NSA snoops on credit card transactions, says report
The agency reportedly has a special division that monitors international banking and credit card transactions, says Germany's Der Spiegel.
"Follow the Money" is not just a catchphrase but an actual branch within the National Security Agency that spies on payments processed by Visa and others, according to Der Spiegel.
Citing documents from 2010 leaked by former NSA contractor Edward Snowden, the German news magazine reported Monday that the "Follow the Money" division funnels the data it gathers into its own financial database. In 2011, that database held 180 million records, with 84 percent of them credit card transactions.
In response to a request for comment, an NSA spokesperson sent the following statement to CNET:
The U.S. Government acquires information about economic and financial matters to combat a range of threats to the national security of the United States and its allies, including information about terrorist financing and terror networks. This information is collected through regulatory, law enforcement, diplomatic, and intelligence channels, as well as through undertakings with cooperating foreign allies and partners.
The NSA examines the transactions of customers of large credit companies such as Visa as part of its overall surveillance, Der Spiegel said.

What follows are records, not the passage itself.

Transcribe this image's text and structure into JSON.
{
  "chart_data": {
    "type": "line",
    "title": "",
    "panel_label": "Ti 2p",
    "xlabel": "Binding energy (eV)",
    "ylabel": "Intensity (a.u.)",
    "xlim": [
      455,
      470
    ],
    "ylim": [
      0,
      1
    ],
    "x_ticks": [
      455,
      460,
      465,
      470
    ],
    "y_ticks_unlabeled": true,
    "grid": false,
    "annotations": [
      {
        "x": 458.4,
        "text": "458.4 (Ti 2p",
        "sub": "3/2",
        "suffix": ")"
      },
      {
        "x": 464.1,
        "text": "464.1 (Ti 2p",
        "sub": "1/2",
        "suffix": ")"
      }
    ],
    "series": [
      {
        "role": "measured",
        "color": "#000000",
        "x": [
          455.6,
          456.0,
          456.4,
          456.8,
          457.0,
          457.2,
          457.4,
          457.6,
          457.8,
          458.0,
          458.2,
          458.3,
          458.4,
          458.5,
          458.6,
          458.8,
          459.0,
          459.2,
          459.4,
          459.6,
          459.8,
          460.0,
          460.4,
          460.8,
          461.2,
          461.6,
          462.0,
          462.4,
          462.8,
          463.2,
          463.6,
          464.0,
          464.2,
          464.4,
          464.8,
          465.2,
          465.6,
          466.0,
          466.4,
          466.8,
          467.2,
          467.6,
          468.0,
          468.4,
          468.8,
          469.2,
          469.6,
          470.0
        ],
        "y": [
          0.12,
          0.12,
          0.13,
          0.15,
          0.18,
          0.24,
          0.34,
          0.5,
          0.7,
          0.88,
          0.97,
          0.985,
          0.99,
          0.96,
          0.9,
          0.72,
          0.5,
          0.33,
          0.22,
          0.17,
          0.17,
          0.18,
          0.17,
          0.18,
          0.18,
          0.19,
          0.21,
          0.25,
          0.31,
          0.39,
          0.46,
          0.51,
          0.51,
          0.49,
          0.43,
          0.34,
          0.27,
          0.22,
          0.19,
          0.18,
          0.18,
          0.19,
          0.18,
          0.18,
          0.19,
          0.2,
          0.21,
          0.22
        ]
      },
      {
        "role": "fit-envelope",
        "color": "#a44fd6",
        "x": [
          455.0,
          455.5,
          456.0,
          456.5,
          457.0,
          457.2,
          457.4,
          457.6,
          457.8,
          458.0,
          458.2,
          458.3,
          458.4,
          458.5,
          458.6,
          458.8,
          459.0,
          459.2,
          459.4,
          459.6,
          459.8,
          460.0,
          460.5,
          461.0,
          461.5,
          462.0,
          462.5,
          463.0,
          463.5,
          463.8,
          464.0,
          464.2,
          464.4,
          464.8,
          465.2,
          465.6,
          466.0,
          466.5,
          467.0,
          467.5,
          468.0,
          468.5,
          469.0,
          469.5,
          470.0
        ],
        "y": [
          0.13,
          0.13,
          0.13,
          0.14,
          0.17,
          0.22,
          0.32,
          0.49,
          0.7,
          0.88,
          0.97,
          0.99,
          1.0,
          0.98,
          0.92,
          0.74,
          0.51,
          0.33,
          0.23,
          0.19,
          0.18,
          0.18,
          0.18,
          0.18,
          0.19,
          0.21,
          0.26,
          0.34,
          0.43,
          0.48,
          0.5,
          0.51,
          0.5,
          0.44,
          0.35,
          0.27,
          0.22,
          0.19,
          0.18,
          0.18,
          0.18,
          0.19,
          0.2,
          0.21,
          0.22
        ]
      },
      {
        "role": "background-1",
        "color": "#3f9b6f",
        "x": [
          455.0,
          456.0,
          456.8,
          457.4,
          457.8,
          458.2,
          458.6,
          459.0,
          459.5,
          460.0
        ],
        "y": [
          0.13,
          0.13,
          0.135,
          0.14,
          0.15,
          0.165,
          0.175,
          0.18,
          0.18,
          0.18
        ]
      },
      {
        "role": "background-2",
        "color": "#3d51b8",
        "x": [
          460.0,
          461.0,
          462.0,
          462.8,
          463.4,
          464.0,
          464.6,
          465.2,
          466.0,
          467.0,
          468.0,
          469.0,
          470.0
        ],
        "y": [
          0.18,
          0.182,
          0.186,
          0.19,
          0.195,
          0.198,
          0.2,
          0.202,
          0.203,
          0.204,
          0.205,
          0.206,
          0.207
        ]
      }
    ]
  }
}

Specifically, the agency looks for international ties by targeting Visa customers in Europe, the Middle East, and Africa.
In response to the findings, a Visa spokesperson issued the following statement to Der Spiegel:
We are not aware of any unauthorized access to our network. Visa takes data security seriously and, in response to any attempted intrusion, we would pursue all available remedies to the fullest extent of the law. Further, its Visa's policy to only provide transaction information in response to a subpoena or other valid legal process.
Even fellow members of the intelligence community have expressed concerns about the NSA's tracking of financial transactions, Der Spiegel noted. UK intelligence agency GCHQ, which has worked with the NSA, said in a document that the data collection involved "bulk data" full of "rich personal information," much of which "is not about our targets."